Use reset_index()
to convert the Series to a DataFrame and the index to a column, and then apply
your function to the DataFrame.
The tricky part is knowing how reset_index()
names the columns, so here are a couple of examples.
With a Singly Indexed Series
s=pd.Series({'idx1': 'val1', 'idx2': 'val2'})
def use_index_and_value(row):
return 'I made this with index {} and value {}'.format(row['index'], row[0])
s2 = s.reset_index().apply(use_index_and_value, axis=1)
# The new Series has an auto-index;
# You'll want to replace that with the index from the original Series
s2.index = s.index
s2
Output:
idx1 I made this with index idx1 and value val1
idx2 I made this with index idx2 and value val2
dtype: object
With a Multi-Indexed Series
Same concept here, but you'll need to access the index values as row['level_*']

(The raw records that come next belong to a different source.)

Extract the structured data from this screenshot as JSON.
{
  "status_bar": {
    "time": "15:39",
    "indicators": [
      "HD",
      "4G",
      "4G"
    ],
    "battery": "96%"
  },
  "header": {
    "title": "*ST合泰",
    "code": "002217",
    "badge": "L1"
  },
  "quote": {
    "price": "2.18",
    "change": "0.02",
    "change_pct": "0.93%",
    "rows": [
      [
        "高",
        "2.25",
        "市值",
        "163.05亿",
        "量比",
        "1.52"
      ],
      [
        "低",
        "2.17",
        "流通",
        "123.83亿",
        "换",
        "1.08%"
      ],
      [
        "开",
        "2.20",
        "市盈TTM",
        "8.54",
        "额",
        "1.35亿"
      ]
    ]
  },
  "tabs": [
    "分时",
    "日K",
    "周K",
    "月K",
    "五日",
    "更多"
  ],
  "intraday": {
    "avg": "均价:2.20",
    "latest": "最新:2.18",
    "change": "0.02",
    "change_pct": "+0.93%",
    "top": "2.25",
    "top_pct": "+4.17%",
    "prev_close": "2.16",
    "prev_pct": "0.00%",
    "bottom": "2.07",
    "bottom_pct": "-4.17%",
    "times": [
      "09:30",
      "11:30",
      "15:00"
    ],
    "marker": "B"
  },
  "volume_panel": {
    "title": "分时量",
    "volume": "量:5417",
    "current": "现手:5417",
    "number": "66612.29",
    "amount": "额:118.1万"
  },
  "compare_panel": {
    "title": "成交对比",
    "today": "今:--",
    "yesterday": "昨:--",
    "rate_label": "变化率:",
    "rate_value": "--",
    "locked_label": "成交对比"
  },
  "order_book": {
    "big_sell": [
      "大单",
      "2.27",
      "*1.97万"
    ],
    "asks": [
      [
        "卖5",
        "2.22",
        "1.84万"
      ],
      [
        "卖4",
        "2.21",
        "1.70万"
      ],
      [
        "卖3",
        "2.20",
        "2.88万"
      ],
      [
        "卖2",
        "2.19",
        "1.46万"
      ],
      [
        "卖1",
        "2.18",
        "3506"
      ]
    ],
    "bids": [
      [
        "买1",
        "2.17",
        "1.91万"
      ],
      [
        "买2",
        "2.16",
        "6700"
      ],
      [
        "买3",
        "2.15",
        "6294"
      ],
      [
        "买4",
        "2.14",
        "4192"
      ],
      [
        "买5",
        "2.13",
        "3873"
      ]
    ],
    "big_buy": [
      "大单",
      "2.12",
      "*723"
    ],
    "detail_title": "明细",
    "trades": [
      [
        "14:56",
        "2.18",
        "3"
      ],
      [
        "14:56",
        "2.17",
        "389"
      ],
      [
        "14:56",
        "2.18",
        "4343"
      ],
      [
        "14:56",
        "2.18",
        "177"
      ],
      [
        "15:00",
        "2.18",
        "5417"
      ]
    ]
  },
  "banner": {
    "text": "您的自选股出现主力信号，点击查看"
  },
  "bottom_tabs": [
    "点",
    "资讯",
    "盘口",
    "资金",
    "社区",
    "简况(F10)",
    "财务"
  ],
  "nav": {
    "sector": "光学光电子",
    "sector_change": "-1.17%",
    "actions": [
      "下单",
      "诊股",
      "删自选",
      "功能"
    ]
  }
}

because that's where they're placed by Series.reset_index()
.
s=pd.Series({
('idx(0,0)', 'idx(0,1)'): 'val1',
('idx(1,0)', 'idx(1,1)'): 'val2'
})
def use_index_and_value(row):
return 'made with index: {},{} & value: {}'.format(
row['level_0'],
row['level_1'],
row[0]
)
s2 = s.reset_index().apply(use_index_and_value, axis=1)
# Replace auto index with the index from the original Series
s2.index = s.index
s2
Output:
idx(0,0) idx(0,1) made with index: idx(0,0),idx(0,1) & value: val1
idx(1,0) idx(1,1) made with index: idx(1,0),idx(1,1) & value: val2
dtype: object
If your series or indexes have names, you will need to adjust accordingly.